Le , Paula Modersohn-Becker fit savoir à son mari qu'elle comprendrait qu'il veuille divorcer, et lui demanda une toute dernière somme de 500 marks. Par la suite, elle s'engagerait à subvenir elle-même à ses besoins. Elle revint cependant sur sa décision à peine quelques jours plus tard, le 9 septembre, et se résolut à rentrer à Worpswede. Ce changement d'attitude doit être principalement imputé à Bernhard Hoetger, qui avait entre-temps fait valoir à la jeune femme à quel point sa situation se dégraderait s'il lui fallait assurer elle-même sa subsistance. Elle écrivait à ce sujet à Clara Westhoff, le 17 novembre :

« J'ai remarqué cet été que je n'étais pas femme à savoir rester seule […] Si j'ai tort ou raison, seul l'avenir pourra en décider. Le principal pour mon travail, c'est la tranquillité, et je ne risque certes pas d'en manquer aux côtés d'Otto Modersohn. »
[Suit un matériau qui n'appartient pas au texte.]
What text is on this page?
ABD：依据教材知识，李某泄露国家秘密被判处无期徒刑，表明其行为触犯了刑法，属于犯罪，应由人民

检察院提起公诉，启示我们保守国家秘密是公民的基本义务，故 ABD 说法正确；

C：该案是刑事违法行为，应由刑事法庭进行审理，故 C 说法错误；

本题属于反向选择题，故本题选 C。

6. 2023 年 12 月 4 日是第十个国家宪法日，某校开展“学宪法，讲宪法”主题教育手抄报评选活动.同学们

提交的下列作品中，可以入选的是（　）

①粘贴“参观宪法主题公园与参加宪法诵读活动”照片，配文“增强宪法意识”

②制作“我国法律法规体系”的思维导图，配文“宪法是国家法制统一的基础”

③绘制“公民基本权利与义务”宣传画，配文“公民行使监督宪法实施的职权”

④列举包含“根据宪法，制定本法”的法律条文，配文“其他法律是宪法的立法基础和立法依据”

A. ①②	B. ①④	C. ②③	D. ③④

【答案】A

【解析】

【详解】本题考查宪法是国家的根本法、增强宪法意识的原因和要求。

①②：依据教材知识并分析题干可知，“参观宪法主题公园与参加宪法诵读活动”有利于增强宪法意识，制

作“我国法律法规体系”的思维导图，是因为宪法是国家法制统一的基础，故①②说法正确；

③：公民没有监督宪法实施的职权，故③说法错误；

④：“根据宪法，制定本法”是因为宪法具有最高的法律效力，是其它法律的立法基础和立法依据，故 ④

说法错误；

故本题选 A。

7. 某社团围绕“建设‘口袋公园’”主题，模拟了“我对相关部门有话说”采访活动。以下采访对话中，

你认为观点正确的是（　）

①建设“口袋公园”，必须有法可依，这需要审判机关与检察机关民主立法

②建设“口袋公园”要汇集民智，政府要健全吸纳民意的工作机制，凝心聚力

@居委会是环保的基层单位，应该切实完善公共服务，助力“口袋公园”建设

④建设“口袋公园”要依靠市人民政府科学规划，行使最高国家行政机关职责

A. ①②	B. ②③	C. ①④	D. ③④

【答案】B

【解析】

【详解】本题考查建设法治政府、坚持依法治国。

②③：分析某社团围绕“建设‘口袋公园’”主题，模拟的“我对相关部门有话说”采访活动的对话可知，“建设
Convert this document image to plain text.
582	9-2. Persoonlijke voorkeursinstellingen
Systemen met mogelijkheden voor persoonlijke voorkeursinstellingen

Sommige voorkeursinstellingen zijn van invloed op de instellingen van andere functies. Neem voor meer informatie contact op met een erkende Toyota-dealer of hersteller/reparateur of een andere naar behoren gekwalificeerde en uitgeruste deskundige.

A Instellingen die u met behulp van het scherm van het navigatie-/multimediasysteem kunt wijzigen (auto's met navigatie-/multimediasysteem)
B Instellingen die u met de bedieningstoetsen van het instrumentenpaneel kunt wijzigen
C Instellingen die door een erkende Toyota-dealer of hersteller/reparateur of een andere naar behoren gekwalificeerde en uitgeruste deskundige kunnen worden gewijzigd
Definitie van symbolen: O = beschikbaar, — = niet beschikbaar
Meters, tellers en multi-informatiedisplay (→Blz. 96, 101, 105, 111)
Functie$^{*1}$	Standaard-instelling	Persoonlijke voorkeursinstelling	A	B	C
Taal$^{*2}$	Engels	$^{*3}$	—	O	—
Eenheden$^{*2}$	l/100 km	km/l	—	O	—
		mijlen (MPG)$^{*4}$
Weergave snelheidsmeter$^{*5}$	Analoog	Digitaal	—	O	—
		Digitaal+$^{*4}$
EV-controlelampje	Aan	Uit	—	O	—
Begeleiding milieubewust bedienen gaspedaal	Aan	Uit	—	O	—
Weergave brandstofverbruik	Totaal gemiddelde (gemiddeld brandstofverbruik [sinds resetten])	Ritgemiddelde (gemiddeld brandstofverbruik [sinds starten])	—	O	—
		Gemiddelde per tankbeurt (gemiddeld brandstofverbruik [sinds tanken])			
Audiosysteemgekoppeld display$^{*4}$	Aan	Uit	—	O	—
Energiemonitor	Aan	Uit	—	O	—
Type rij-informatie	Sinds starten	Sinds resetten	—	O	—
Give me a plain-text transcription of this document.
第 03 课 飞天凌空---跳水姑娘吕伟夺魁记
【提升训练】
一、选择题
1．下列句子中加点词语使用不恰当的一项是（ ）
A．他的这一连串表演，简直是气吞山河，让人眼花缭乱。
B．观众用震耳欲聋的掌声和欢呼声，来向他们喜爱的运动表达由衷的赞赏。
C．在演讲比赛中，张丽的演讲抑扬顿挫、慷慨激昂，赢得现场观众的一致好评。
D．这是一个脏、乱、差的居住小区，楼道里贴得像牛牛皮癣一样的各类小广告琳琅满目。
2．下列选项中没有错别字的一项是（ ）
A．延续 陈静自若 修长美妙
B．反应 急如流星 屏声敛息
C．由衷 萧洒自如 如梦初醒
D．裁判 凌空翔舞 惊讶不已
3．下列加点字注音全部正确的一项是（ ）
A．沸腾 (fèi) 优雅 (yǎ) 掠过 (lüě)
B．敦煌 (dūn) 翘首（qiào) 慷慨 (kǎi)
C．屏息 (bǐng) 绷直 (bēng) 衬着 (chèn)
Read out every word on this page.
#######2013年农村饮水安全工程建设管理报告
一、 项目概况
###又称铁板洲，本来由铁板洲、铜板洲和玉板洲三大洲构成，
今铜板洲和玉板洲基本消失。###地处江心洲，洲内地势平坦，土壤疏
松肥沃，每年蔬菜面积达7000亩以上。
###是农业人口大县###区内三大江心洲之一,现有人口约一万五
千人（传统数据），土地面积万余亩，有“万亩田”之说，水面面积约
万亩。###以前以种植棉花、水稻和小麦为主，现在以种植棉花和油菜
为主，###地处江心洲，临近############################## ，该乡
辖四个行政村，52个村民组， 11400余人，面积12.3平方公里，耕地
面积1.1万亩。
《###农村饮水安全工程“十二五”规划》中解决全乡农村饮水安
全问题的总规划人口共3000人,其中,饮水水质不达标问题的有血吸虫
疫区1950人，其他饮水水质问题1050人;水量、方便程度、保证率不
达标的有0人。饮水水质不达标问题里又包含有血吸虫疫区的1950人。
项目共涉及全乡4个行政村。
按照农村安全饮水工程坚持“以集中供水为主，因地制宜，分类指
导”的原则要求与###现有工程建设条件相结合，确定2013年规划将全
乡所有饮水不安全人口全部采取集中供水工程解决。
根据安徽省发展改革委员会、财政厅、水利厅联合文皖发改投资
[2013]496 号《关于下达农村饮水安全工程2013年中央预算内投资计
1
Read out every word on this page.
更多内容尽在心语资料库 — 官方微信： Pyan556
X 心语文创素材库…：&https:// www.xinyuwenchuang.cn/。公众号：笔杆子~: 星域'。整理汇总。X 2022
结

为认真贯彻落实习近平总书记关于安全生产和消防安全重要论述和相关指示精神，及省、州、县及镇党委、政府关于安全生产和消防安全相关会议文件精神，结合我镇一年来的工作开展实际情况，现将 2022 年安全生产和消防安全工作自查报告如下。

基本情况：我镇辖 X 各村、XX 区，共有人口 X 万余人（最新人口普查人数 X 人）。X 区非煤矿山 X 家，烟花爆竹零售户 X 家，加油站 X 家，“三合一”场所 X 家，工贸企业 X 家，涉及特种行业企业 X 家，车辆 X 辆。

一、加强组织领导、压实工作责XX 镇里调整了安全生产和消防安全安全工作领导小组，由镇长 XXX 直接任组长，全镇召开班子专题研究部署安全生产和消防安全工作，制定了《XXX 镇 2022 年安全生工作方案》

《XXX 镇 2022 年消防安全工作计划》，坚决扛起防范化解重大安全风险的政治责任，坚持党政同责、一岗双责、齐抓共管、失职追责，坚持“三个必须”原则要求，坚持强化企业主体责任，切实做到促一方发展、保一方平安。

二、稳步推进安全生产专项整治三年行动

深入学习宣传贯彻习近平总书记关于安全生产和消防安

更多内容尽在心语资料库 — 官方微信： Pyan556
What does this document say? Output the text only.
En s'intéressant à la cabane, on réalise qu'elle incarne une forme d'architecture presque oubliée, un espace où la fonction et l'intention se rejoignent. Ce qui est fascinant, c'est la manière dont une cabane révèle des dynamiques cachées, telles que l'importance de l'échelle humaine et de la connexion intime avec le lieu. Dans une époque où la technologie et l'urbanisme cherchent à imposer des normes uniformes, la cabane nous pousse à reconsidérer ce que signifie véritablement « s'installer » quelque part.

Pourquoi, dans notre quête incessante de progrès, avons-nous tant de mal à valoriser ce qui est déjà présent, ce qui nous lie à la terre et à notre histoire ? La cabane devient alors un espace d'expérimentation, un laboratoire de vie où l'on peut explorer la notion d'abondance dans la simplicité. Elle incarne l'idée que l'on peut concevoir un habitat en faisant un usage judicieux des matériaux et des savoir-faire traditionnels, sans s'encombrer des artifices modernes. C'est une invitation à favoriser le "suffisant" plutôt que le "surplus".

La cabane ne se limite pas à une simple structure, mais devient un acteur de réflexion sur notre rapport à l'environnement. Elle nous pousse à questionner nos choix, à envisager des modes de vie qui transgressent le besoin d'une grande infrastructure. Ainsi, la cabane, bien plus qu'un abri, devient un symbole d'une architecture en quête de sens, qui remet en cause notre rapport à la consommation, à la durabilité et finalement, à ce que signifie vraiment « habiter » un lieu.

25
Otto Modersohn était arrivé à Paris dès le mois d'octobre pour y passer l'hiver avec elle. Il s'installa dans un atelier situé dans le même immeuble que celui de son épouse. En mars 1907, le couple repartit pour Worpswede. Peu de toiles datent de la période qui suit : Modersohn-Becker avait finalement pu être enceinte, mais souffrait en même temps de ne plus être en mesure de passer chaque jour autant d'heures qu'auparavant devant son chevalet. Parmi les dernières œuvres qu'elle put achever, on compte la Vieille domestique au jardin : la vieille femme, entourée d'un champ de coquelicots sauvages, tient une tige de digitale dans sa main. L'artiste, dans cette toile, assimile et adapte des thèmes chers à l'art naïf. L'œuvre fut suivie d'un dernier autoportrait, l’Autoportrait aux camélias (1907, Essen, musée Folkwang).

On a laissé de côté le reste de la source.